I know what you’re asking: how can you revisit a show that, for all intents and purposes, is still airing even if it’s airing very infrequently? For that, I’m simply deferring to the fact that this remains one of my favorite shows and this particular special aired in 2004, which at this point is fifteen years ago and I still remember it being a pleasant surprise.





The episode opens with a quick run-through of several major Christmas stories: A Christmas Carol, How the Grinch Stole Christmas, A Charlie Brown Christmas, and Rudolph the Red-Nosed Reindeer all get directly referenced in the space of a few minutes until it’s revealed it’s all the dream of one of the series’ protagonists, Doctor Thaddeus Venture (James Urbaniak).
The episode is only eleven minutes so it’s not as densely layered as the full-length episodes the show usually does and mainly concerns itself with the annual Venture Christmas party and the series’ main antagonist (and also one of its protagonists, more or less) the Monarch’s (Christopher McCulloch) attempts to ruin it. In this case, this means creating actual ruins in a plan involving a nativity scene rigged with enough C-4 to blow up the Venture compound.






Dean Venture (Michael Sinterniklaas) is trying to get his father and family bodyguard Brock Sampson (Patrick Warburton) to buy him presents from an old Sears catalogue and calling a Santa hotline in order to find a good Christmas story for him and his brother Hank (also Christopher McCulloch) to tell. Hank is looking for his Christmas presents but is otherwise just as concerned with Dean about the Christmas story, which bring’s the special’s main conflict into place.




That is, if you could call something that only takes a few minutes to resolve and ultimately resolves itself a conflict. The brothers find the mystical spellbook of Doctor Orpheus (Steven Rattazzi) and accidentally free the Krampus from the prison the Pope exiled him to during Vatican II. The creature makes a bee-line to the compound to find naughty children but finds that only Doctor Venture fits the bill.
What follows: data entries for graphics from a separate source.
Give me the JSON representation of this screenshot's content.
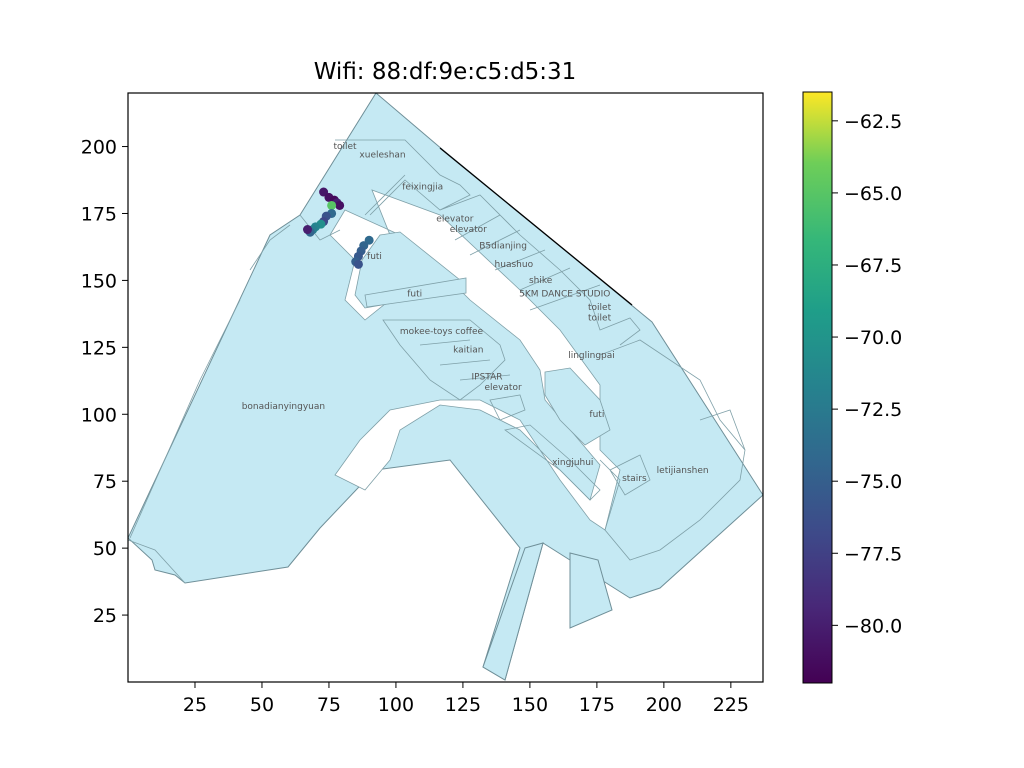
{
  "chart_data": {
    "type": "scatter",
    "title": "Wifi: 88:df:9e:c5:d5:31",
    "xlabel": "",
    "ylabel": "",
    "xlim": [
      0,
      237
    ],
    "ylim": [
      0,
      220
    ],
    "x_ticks": [
      25,
      50,
      75,
      100,
      125,
      150,
      175,
      200,
      225
    ],
    "y_ticks": [
      25,
      50,
      75,
      100,
      125,
      150,
      175,
      200
    ],
    "colorbar": {
      "colormap": "viridis",
      "range": [
        -82,
        -61.5
      ],
      "ticks": [
        "−62.5",
        "−65.0",
        "−67.5",
        "−70.0",
        "−72.5",
        "−75.0",
        "−77.5",
        "−80.0"
      ],
      "tick_values": [
        -62.5,
        -65.0,
        -67.5,
        -70.0,
        -72.5,
        -75.0,
        -77.5,
        -80.0
      ]
    },
    "room_labels": [
      {
        "text": "toilet",
        "x": 81,
        "y": 199
      },
      {
        "text": "xueleshan",
        "x": 95,
        "y": 196
      },
      {
        "text": "feixingjia",
        "x": 110,
        "y": 184
      },
      {
        "text": "elevator",
        "x": 122,
        "y": 172
      },
      {
        "text": "elevator",
        "x": 127,
        "y": 168
      },
      {
        "text": "B5dianjing",
        "x": 140,
        "y": 162
      },
      {
        "text": "futi",
        "x": 92,
        "y": 158
      },
      {
        "text": "huashuo",
        "x": 144,
        "y": 155
      },
      {
        "text": "shike",
        "x": 154,
        "y": 149
      },
      {
        "text": "5KM DANCE STUDIO",
        "x": 163,
        "y": 144
      },
      {
        "text": "futi",
        "x": 107,
        "y": 144
      },
      {
        "text": "toilet",
        "x": 176,
        "y": 139
      },
      {
        "text": "toilet",
        "x": 176,
        "y": 135
      },
      {
        "text": "mokee-toys coffee",
        "x": 117,
        "y": 130
      },
      {
        "text": "kaitian",
        "x": 127,
        "y": 123
      },
      {
        "text": "linglingpai",
        "x": 173,
        "y": 121
      },
      {
        "text": "IPSTAR",
        "x": 134,
        "y": 113
      },
      {
        "text": "elevator",
        "x": 140,
        "y": 109
      },
      {
        "text": "bonadianyingyuan",
        "x": 58,
        "y": 102
      },
      {
        "text": "futi",
        "x": 175,
        "y": 99
      },
      {
        "text": "xingjuhui",
        "x": 166,
        "y": 81
      },
      {
        "text": "letijianshen",
        "x": 207,
        "y": 78
      },
      {
        "text": "stairs",
        "x": 189,
        "y": 75
      }
    ],
    "points": [
      {
        "x": 73,
        "y": 183,
        "v": -80.5
      },
      {
        "x": 75,
        "y": 181,
        "v": -81.0
      },
      {
        "x": 77,
        "y": 180,
        "v": -81.5
      },
      {
        "x": 78,
        "y": 179,
        "v": -80.0
      },
      {
        "x": 79,
        "y": 178,
        "v": -81.0
      },
      {
        "x": 76,
        "y": 178,
        "v": -65.0
      },
      {
        "x": 76,
        "y": 175,
        "v": -74.0
      },
      {
        "x": 74,
        "y": 174,
        "v": -76.0
      },
      {
        "x": 73,
        "y": 172,
        "v": -77.0
      },
      {
        "x": 72,
        "y": 171,
        "v": -70.5
      },
      {
        "x": 70,
        "y": 170,
        "v": -71.5
      },
      {
        "x": 69,
        "y": 169,
        "v": -72.0
      },
      {
        "x": 68,
        "y": 168,
        "v": -74.5
      },
      {
        "x": 67,
        "y": 169,
        "v": -80.0
      },
      {
        "x": 90,
        "y": 165,
        "v": -74.0
      },
      {
        "x": 88,
        "y": 163,
        "v": -74.5
      },
      {
        "x": 87,
        "y": 161,
        "v": -75.0
      },
      {
        "x": 86,
        "y": 159,
        "v": -75.5
      },
      {
        "x": 85,
        "y": 157,
        "v": -75.0
      },
      {
        "x": 86,
        "y": 156,
        "v": -76.0
      }
    ]
  }
}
The Krampus is only able to exact a little punishment before Brock comes in to fight him, and even then that battle only lasts until the stroke of midnight and the arrival of Christmas Day. The Krampus leaves peacefully but not before triggering the Monarch’s trap, destroying the Venture Compound. Except it was all another dream, and in the real world the Ventures have crashed their X-1 jet in Bethlehem.
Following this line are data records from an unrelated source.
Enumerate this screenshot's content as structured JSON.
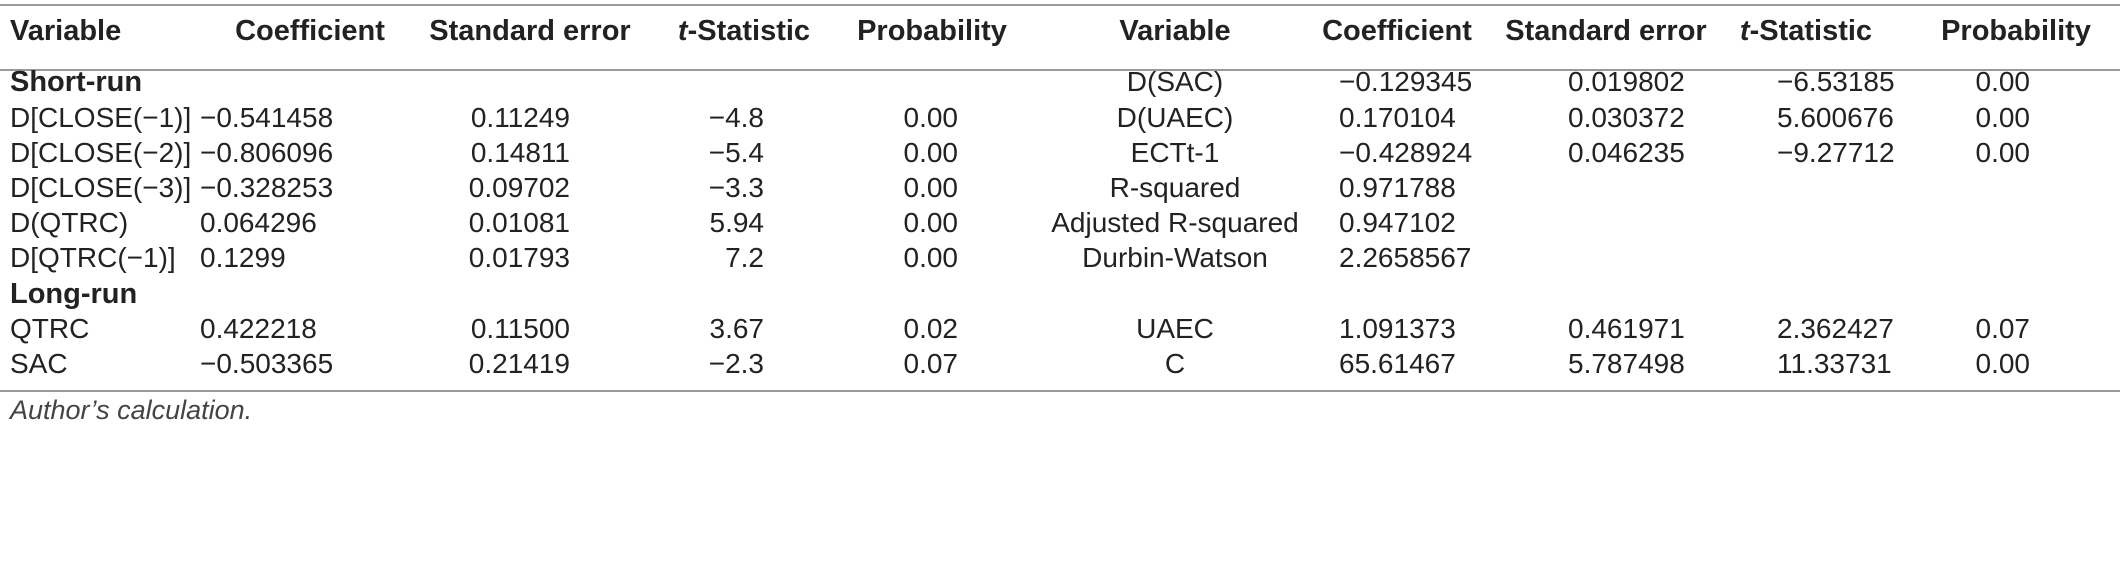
{
  "table": {
    "headers": [
      "Variable",
      "Coefficient",
      "Standard error",
      "t-Statistic",
      "Probability",
      "Variable",
      "Coefficient",
      "Standard error",
      "t-Statistic",
      "Probability"
    ],
    "sections": {
      "short_run": "Short-run",
      "long_run": "Long-run"
    },
    "left_rows": [
      [
        "D[CLOSE(−1)]",
        "−0.541458",
        "0.11249",
        "−4.8",
        "0.00"
      ],
      [
        "D[CLOSE(−2)]",
        "−0.806096",
        "0.14811",
        "−5.4",
        "0.00"
      ],
      [
        "D[CLOSE(−3)]",
        "−0.328253",
        "0.09702",
        "−3.3",
        "0.00"
      ],
      [
        "D(QTRC)",
        "0.064296",
        "0.01081",
        "5.94",
        "0.00"
      ],
      [
        "D[QTRC(−1)]",
        "0.1299",
        "0.01793",
        "7.2",
        "0.00"
      ],
      [
        "QTRC",
        "0.422218",
        "0.11500",
        "3.67",
        "0.02"
      ],
      [
        "SAC",
        "−0.503365",
        "0.21419",
        "−2.3",
        "0.07"
      ]
    ],
    "right_rows": [
      [
        "D(SAC)",
        "−0.129345",
        "0.019802",
        "−6.53185",
        "0.00"
      ],
      [
        "D(UAEC)",
        "0.170104",
        "0.030372",
        "5.600676",
        "0.00"
      ],
      [
        "ECTt-1",
        "−0.428924",
        "0.046235",
        "−9.27712",
        "0.00"
      ],
      [
        "R-squared",
        "0.971788",
        "",
        "",
        ""
      ],
      [
        "Adjusted R-squared",
        "0.947102",
        "",
        "",
        ""
      ],
      [
        "Durbin-Watson",
        "2.2658567",
        "",
        "",
        ""
      ],
      [
        "UAEC",
        "1.091373",
        "0.461971",
        "2.362427",
        "0.07"
      ],
      [
        "C",
        "65.61467",
        "5.787498",
        "11.33731",
        "0.00"
      ]
    ]
  },
  "footnote": "Author’s calculation."
}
I take back what I said before about it not being densely plotted, because that’s actually an absurd amount of stuff to happen in eleven minutes and the fact that it all happens in a logical manner is kind of amazing, and that’s without all the jokes they sprinkled in. The only real downside is its length and the fact that it happened between the first two seasons, but this is hardly the only Christmas-themed thing the Venture Brothers team ever did.
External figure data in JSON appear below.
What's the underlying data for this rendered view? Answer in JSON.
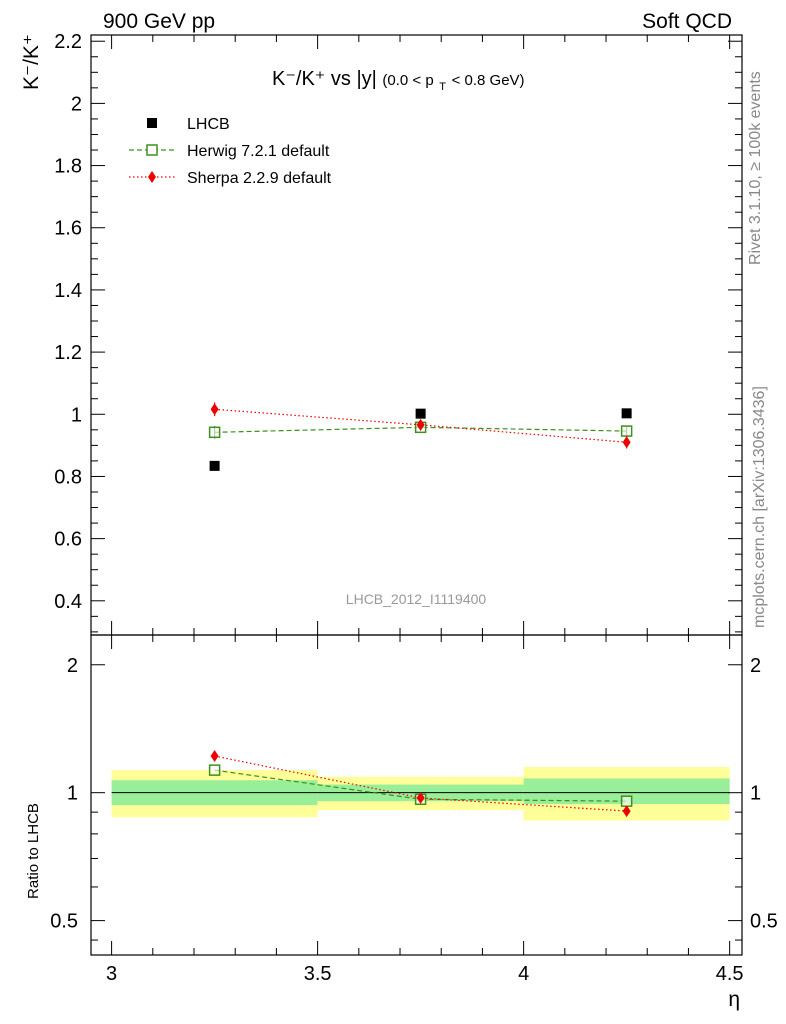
{
  "header": {
    "left": "900 GeV pp",
    "right": "Soft QCD"
  },
  "side_labels": {
    "rivet": "Rivet 3.1.10, ≥ 100k events",
    "mcplots": "mcplots.cern.ch [arXiv:1306.3436]"
  },
  "watermark": "LHCB_2012_I1119400",
  "chart_data": [
    {
      "type": "scatter",
      "title": {
        "main": "K⁻/K⁺ vs |y|",
        "cut_open": "(0.0 < p",
        "cut_sub": "T",
        "cut_close": " < 0.8 GeV)"
      },
      "ylabel": "K⁻/K⁺",
      "xlim": [
        2.95,
        4.53
      ],
      "ylim": [
        0.29,
        2.22
      ],
      "yticks": [
        "0.4",
        "0.6",
        "0.8",
        "1",
        "1.2",
        "1.4",
        "1.6",
        "1.8",
        "2",
        "2.2"
      ],
      "grid": false,
      "legend_position": "top-left",
      "series": [
        {
          "name": "LHCB",
          "color": "#000000",
          "marker": "filled-square",
          "x": [
            3.25,
            3.75,
            4.25
          ],
          "y": [
            0.834,
            1.002,
            1.003
          ]
        },
        {
          "name": "Herwig 7.2.1 default",
          "color": "#3f8f1f",
          "marker": "open-square",
          "line": "dashed",
          "x": [
            3.25,
            3.75,
            4.25
          ],
          "y": [
            0.942,
            0.958,
            0.946
          ],
          "err": [
            0.02,
            0.012,
            0.015
          ]
        },
        {
          "name": "Sherpa 2.2.9 default",
          "color": "#ee0000",
          "marker": "diamond",
          "line": "dotted",
          "x": [
            3.25,
            3.75,
            4.25
          ],
          "y": [
            1.016,
            0.966,
            0.91
          ],
          "err": [
            0.022,
            0.014,
            0.02
          ]
        }
      ]
    },
    {
      "type": "scatter",
      "ylabel": "Ratio to LHCB",
      "xlabel": "η",
      "xlim": [
        2.95,
        4.53
      ],
      "ylim": [
        0.415,
        2.35
      ],
      "log_y": true,
      "xticks": [
        "3",
        "3.5",
        "4",
        "4.5"
      ],
      "yticks": [
        "0.5",
        "1",
        "2"
      ],
      "reference_line": 1,
      "bands": [
        {
          "x0": 3.0,
          "x1": 3.5,
          "inner": [
            0.935,
            1.07
          ],
          "outer": [
            0.875,
            1.13
          ]
        },
        {
          "x0": 3.5,
          "x1": 4.0,
          "inner": [
            0.955,
            1.045
          ],
          "outer": [
            0.91,
            1.09
          ]
        },
        {
          "x0": 4.0,
          "x1": 4.5,
          "inner": [
            0.94,
            1.08
          ],
          "outer": [
            0.86,
            1.15
          ]
        }
      ],
      "band_colors": {
        "inner": "#99ee99",
        "outer": "#ffff99"
      },
      "series": [
        {
          "name": "Herwig 7.2.1 default",
          "color": "#3f8f1f",
          "x": [
            3.25,
            3.75,
            4.25
          ],
          "y": [
            1.13,
            0.965,
            0.955
          ]
        },
        {
          "name": "Sherpa 2.2.9 default",
          "color": "#ee0000",
          "x": [
            3.25,
            3.75,
            4.25
          ],
          "y": [
            1.22,
            0.972,
            0.905
          ]
        }
      ]
    }
  ]
}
For a number of years, they’d record holiday singles in character and release them on various websites, though this is a practice they’ve seemingly stopped. Things like those and this special helped make the wait between seasons more bearable, like the gap we’re currently in. It’s understandable, given the amount of work they put into each episode and the relatively small team of people they have doing it, but it’s still less than optimal. We can only hope that Jackson Publick, Doc Hammer, and the rest of the team are giving it their all.